We’ve just spent the long Labour Day weekend at the hospital. One of those viruses her daycare buddies shared with her caused her asthma to flare up on Saturday. From oh-its-just-a-nose-block to should-we-see-the-GP to taxi-take-me-to-the-emergency, it was a matter of a few hours.
We left home at 5PM on Saturday and were checking in to the children’s ward at 9PM. They did all the usual stuff – nasal swabs, throat swab, blood test, chest x-ray, oxygen saturation check, pulse, temperature checks. It never ceases to amaze me how long everything takes once you are in the Emergency Unit. Isn’t it called ‘Emergency’ for a reason? As I watched the doctor and her staff struggle with inserting the canular and extracting blood from my poor little baby who was terrified, sweating and screaming with tear-filled eyes looking at me to save her, I realized (for the 100th time) how much I loathe the idea of the EU not having experienced doctors. Why does the Emergency have interns and less experienced doctors? Why don’t they have someone who can be swift and efficient? The ones on Grey’s Anatomy are so good at what they do.

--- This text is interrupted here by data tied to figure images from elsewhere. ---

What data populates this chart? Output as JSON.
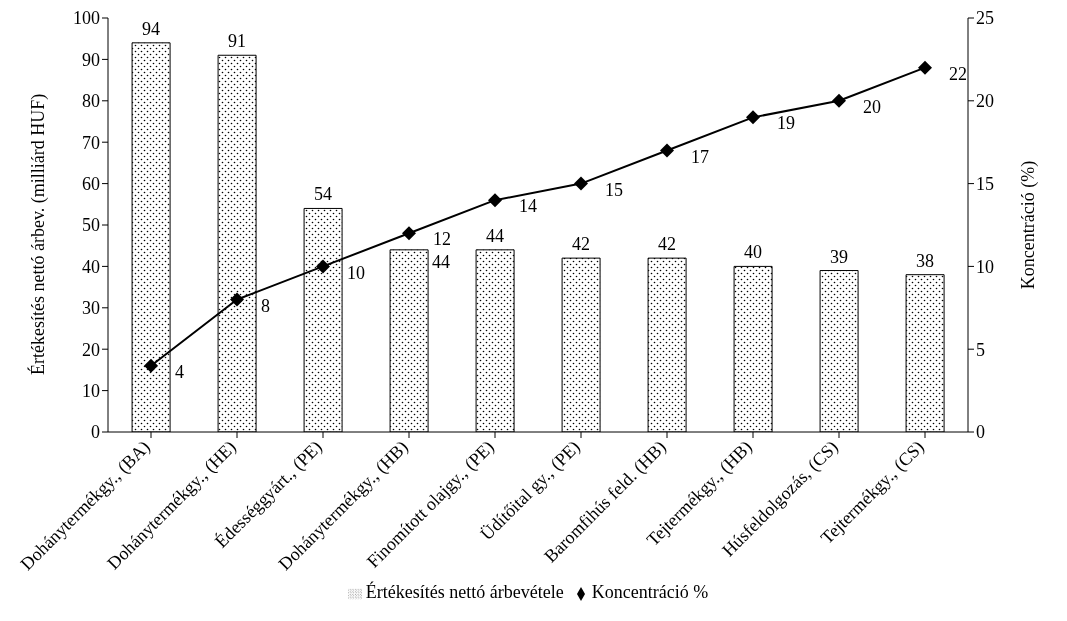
{
  "chart_data": {
    "type": "bar",
    "ylabel": "Értékesítés nettó árbev. (milliárd HUF)",
    "y2label": "Koncentráció (%)",
    "categories": [
      "Dohánytermékgy., (BA)",
      "Dohánytermékgy., (HE)",
      "Édességgyárt., (PE)",
      "Dohánytermékgy., (HB)",
      "Finomított olajgy., (PE)",
      "Üdítőital gy., (PE)",
      "Baromfihús feld. (HB)",
      "Tejtermékgy., (HB)",
      "Húsfeldolgozás, (CS)",
      "Tejtermékgy., (CS)"
    ],
    "series": [
      {
        "name": "Értékesítés nettó árbevétele",
        "color": "#000000",
        "values": [
          94,
          91,
          54,
          44,
          44,
          42,
          42,
          40,
          39,
          38
        ]
      },
      {
        "name": "Koncentráció %",
        "type": "line",
        "axis": "y2",
        "color": "#000000",
        "marker": "diamond",
        "values": [
          4,
          8,
          10,
          12,
          14,
          15,
          17,
          19,
          20,
          22
        ]
      }
    ],
    "ylim": [
      0,
      100
    ],
    "yticks": [
      0,
      10,
      20,
      30,
      40,
      50,
      60,
      70,
      80,
      90,
      100
    ],
    "y2lim": [
      0,
      25
    ],
    "y2ticks": [
      0,
      5,
      10,
      15,
      20,
      25
    ],
    "data_labels": true,
    "legend": "bottom"
  }
}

Staying at the hospital is such a hit and miss experience. There are nurses who are grumpy and make you want to hit them for being rough with the baby. Then there are those lovely ones who go as far as asking if mum & dad would like some real coffee, “I’m just off to the coffee shop, if you’d like something”. The food itself isn’t half that bad, as hospital food usually is. I’m not saying it’s great but it isn’t bad. Hubby reminded me about whinging on Friday night that I wanted to get out of the house and go somewhere where we can have catered meals and a bed, without chores to do. I’m pretty sure this wasn’t what I meant! Be careful what you wish for…

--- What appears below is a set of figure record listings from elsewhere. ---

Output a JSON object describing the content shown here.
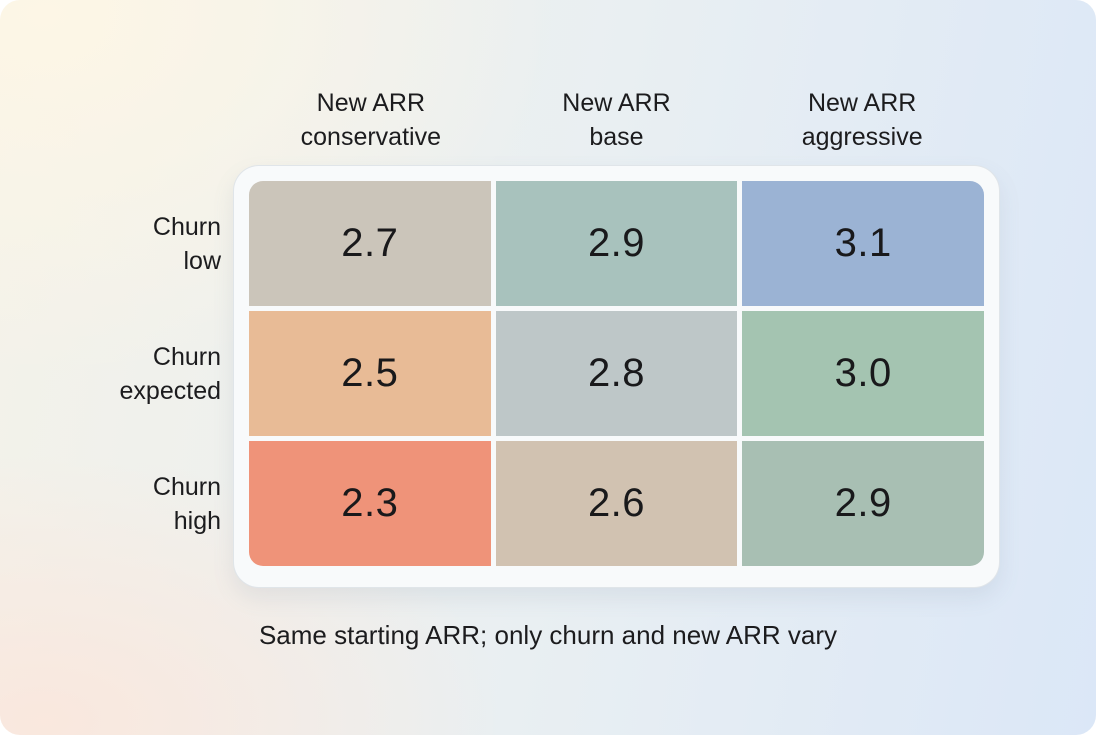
{
  "chart_data": {
    "type": "heatmap",
    "title": "",
    "columns": [
      {
        "label": "New ARR conservative",
        "line1": "New ARR",
        "line2": "conservative"
      },
      {
        "label": "New ARR base",
        "line1": "New ARR",
        "line2": "base"
      },
      {
        "label": "New ARR aggressive",
        "line1": "New ARR",
        "line2": "aggressive"
      }
    ],
    "rows": [
      {
        "label": "Churn low",
        "line1": "Churn",
        "line2": "low"
      },
      {
        "label": "Churn expected",
        "line1": "Churn",
        "line2": "expected"
      },
      {
        "label": "Churn high",
        "line1": "Churn",
        "line2": "high"
      }
    ],
    "values": [
      [
        2.7,
        2.9,
        3.1
      ],
      [
        2.5,
        2.8,
        3.0
      ],
      [
        2.3,
        2.6,
        2.9
      ]
    ],
    "display": [
      [
        "2.7",
        "2.9",
        "3.1"
      ],
      [
        "2.5",
        "2.8",
        "3.0"
      ],
      [
        "2.3",
        "2.6",
        "2.9"
      ]
    ],
    "cell_colors": [
      [
        "#CBC5BA",
        "#A8C2BD",
        "#9BB3D4"
      ],
      [
        "#E8BB96",
        "#BEC7C8",
        "#A4C4B1"
      ],
      [
        "#EF9379",
        "#D1C2B1",
        "#A8BFB3"
      ]
    ],
    "value_range": [
      2.3,
      3.1
    ],
    "legend": "none",
    "caption": "Same starting ARR; only churn and new ARR vary"
  },
  "theme": {
    "background_corners": [
      "#FDF6E7",
      "#E3F1F9",
      "#FAEDE6",
      "#DBE7F7"
    ],
    "frame_bg": "#F8FAFB",
    "gap_color": "#F8FAFB",
    "text_color": "#1C1C1E"
  }
}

This isn’t her first time. She’s been through this about 5 times this year but she was much younger and her worst moments were when the nurses were poking and prodding her. A cuddle from mama or a quick comfort feed at the breast was enough to make her happy. At nearly 20 months, not having the use of a hand that was taped up with IV tubes was extremely frustrating for her. She couldn’t turn the pages of books we tried to distract her with and couldn’t eat on her own! The prongs in her nose, held in place with more tapes on her face, were no less bothersome. Sometimes, she would wake up at night and try to yank the bandage off her hand when she realized she couldn’t rub her eyes with that hand.
It doesn’t stop there. Administering medicines is another ballgame altogether. Rulide, the antibiotic to fight any bacterial infection (“just in case”), is extremely bitter. Giving her half a tablet involved two people pinning her down, while a third squeezed her cheeks and passed the crushed tablet, dissolved in water, through a syringe, into her mouth… gently blowing over her face so that she would swallow it. She may be a baby but she was surely old enough to feel violated by such exertion of force. It broke my heart each time we had to do it. As I said earlier, some of the nurses weren’t exactly kind or patient. They had to do their job and move on to the next patient. I wanted to punch their nose in.

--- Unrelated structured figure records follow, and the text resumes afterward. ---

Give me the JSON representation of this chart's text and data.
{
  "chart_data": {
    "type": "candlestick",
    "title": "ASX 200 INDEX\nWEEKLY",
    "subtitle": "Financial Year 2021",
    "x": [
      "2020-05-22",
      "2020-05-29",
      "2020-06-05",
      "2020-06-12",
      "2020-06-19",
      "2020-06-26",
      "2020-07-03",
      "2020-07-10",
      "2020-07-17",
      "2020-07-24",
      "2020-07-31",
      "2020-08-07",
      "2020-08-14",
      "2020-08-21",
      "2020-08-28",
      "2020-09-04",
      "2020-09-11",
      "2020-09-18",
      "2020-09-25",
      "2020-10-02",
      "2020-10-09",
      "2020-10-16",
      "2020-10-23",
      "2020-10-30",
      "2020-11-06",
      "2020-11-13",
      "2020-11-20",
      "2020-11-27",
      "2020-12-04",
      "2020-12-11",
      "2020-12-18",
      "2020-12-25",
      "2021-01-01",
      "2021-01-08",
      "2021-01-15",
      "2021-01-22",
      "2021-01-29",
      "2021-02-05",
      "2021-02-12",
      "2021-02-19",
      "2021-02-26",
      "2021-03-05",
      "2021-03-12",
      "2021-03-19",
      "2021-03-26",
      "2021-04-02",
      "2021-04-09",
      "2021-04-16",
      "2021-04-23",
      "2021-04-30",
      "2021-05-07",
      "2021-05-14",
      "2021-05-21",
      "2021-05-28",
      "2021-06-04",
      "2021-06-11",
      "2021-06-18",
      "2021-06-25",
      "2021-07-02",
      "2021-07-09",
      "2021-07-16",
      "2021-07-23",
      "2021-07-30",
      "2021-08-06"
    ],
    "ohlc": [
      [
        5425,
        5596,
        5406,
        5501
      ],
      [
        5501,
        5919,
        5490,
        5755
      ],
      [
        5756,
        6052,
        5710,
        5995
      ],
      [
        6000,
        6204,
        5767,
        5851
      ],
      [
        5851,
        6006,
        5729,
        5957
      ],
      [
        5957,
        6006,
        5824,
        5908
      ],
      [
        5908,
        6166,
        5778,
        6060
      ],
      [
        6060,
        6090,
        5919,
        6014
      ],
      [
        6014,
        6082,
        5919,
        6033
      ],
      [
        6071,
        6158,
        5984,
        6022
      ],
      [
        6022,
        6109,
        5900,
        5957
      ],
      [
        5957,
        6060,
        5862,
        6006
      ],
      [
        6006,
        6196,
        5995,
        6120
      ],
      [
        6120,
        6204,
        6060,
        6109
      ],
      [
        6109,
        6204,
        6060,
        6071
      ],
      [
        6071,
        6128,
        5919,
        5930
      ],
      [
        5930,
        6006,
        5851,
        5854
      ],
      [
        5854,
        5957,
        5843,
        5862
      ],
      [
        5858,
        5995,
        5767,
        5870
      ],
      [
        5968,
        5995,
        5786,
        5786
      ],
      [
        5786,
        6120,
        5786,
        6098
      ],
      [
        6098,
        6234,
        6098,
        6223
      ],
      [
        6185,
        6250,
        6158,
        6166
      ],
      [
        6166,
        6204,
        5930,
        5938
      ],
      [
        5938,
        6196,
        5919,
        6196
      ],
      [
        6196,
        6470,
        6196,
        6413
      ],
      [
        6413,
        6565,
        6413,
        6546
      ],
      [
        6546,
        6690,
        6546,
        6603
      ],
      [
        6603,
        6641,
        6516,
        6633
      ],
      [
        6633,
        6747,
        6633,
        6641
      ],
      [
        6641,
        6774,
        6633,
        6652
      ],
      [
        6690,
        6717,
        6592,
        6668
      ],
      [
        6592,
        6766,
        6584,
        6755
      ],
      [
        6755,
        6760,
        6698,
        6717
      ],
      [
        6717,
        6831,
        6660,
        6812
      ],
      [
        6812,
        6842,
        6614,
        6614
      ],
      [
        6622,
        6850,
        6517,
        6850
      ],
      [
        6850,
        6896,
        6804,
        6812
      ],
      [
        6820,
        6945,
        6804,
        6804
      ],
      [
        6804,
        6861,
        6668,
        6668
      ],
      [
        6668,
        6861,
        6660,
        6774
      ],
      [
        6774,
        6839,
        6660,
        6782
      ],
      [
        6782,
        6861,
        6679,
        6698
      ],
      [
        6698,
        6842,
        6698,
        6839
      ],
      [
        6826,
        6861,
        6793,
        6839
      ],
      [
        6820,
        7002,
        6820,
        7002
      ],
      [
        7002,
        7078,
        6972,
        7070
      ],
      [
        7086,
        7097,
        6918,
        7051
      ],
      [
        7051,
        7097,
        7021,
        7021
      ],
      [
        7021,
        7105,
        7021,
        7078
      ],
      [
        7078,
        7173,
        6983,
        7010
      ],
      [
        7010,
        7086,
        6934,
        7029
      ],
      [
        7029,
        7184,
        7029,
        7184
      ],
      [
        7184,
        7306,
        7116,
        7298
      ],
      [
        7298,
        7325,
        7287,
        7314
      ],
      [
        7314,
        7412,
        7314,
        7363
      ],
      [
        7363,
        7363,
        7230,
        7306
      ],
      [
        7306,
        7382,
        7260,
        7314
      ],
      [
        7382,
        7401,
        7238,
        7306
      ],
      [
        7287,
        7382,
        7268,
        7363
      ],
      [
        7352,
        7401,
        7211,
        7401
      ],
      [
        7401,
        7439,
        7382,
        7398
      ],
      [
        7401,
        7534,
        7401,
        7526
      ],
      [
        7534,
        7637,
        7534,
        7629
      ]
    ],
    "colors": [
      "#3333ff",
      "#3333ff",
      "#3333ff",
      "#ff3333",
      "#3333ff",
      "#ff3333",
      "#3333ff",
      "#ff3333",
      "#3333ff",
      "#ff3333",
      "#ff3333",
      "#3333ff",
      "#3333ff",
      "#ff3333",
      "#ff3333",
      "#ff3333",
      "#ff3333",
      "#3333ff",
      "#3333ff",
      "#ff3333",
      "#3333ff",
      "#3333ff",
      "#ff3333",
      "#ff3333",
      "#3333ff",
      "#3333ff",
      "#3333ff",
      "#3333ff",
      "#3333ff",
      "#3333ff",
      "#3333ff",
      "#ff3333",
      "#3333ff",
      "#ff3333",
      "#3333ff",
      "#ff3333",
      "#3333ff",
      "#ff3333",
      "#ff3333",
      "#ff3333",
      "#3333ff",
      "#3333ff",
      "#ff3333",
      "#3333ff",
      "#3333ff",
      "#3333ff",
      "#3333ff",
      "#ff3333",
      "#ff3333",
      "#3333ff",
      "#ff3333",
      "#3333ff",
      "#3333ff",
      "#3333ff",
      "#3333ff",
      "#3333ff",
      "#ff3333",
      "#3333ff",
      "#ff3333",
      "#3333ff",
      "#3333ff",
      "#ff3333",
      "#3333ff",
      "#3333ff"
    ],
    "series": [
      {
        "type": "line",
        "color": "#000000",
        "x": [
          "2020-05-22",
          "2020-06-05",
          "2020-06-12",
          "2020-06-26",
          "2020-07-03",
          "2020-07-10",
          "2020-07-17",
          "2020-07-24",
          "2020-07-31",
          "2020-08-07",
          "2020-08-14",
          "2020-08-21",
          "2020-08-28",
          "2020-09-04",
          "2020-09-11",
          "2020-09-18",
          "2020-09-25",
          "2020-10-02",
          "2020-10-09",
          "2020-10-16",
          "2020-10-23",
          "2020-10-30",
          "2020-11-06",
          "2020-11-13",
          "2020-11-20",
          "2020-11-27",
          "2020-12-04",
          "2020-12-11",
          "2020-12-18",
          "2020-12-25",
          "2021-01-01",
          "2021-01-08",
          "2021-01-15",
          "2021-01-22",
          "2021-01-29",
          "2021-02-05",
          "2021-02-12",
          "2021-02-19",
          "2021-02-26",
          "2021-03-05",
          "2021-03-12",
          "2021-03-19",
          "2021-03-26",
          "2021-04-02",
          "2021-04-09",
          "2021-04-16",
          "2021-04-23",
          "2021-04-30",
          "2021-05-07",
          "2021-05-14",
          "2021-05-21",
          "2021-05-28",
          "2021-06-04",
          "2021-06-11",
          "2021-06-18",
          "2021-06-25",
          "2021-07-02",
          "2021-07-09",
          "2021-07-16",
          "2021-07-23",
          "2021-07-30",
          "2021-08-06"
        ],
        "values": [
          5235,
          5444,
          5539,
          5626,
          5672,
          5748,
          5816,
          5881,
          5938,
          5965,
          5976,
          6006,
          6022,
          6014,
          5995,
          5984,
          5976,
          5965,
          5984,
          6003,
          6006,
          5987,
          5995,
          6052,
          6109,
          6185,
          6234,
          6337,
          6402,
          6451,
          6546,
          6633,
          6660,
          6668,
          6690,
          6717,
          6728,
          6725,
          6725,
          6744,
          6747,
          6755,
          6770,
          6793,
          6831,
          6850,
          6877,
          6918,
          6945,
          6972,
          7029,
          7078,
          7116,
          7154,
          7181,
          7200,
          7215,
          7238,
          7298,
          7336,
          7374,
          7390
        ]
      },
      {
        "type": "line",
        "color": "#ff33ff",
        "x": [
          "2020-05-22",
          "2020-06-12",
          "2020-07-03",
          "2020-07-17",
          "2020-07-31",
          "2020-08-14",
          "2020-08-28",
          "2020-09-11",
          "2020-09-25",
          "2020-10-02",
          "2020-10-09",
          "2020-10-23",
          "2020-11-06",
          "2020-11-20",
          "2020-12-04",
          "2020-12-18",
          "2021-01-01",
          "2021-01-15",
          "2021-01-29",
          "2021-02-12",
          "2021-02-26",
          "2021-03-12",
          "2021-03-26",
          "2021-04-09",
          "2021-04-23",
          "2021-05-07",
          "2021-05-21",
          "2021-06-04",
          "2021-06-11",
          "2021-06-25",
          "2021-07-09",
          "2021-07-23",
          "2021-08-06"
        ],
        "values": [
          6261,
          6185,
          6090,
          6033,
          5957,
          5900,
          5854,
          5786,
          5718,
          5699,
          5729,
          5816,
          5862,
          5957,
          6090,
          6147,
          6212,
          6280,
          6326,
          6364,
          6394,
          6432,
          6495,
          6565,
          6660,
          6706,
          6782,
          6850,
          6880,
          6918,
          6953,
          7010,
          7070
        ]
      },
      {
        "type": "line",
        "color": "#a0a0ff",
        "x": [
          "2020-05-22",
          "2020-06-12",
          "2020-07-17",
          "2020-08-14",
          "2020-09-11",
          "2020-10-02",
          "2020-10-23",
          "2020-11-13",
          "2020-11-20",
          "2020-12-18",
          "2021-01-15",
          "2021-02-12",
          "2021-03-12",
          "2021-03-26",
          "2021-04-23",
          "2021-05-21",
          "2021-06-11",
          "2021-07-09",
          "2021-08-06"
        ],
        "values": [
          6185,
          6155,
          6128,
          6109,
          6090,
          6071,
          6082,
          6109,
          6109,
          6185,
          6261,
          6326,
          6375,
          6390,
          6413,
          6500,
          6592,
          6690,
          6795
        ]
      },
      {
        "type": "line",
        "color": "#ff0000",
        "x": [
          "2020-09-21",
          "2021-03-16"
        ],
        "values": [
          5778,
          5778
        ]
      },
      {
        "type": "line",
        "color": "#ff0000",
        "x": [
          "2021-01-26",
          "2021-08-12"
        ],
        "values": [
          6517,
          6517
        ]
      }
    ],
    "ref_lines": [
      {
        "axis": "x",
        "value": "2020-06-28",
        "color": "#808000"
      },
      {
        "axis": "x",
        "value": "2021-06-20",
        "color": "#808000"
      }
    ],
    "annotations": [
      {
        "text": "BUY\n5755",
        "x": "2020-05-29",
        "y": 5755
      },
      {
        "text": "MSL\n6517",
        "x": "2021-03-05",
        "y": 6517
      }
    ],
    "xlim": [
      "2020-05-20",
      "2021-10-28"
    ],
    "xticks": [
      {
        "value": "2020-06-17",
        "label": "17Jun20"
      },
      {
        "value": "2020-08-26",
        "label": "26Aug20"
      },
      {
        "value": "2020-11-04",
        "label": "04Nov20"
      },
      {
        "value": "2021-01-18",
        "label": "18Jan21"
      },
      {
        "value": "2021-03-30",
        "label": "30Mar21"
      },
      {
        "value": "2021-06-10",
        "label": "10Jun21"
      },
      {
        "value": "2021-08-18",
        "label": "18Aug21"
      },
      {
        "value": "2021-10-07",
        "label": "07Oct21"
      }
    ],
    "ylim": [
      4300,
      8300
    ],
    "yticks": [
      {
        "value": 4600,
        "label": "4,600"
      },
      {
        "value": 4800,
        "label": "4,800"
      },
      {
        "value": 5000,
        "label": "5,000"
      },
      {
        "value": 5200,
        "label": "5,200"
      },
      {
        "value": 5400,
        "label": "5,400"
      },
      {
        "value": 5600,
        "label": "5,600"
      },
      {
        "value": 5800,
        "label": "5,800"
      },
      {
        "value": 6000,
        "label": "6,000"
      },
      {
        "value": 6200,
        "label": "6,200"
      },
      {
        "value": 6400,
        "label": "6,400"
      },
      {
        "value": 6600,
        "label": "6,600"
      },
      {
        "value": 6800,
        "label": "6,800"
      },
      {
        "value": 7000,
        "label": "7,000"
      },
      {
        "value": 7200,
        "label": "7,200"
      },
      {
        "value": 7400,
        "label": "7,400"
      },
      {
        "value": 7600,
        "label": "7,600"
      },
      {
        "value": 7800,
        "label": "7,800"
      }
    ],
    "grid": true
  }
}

Boy, was I glad to be back home on Monday morning! I’ve never been happier to come home to chores. It was exhausting, watching her go through the frustrations and trying to keep her engaged. The IV, the tubes, medicines, puffers… it was all too much. As soon as we got home, I chucked all the germ-ridden clothes in the washing machine and we all three showered. An hour later, we were knocked out on the couch. Beaten by exhaustion.
In the evening, we set 3 chairs in the balcony and sat there for a long time. Just watching the trees sway in the breeze, aeroplanes flying past the white cirrus clouds in the blue skies, and listening to the voices of neighbours enjoying the beautiful warm Spring evening. It was good to be home.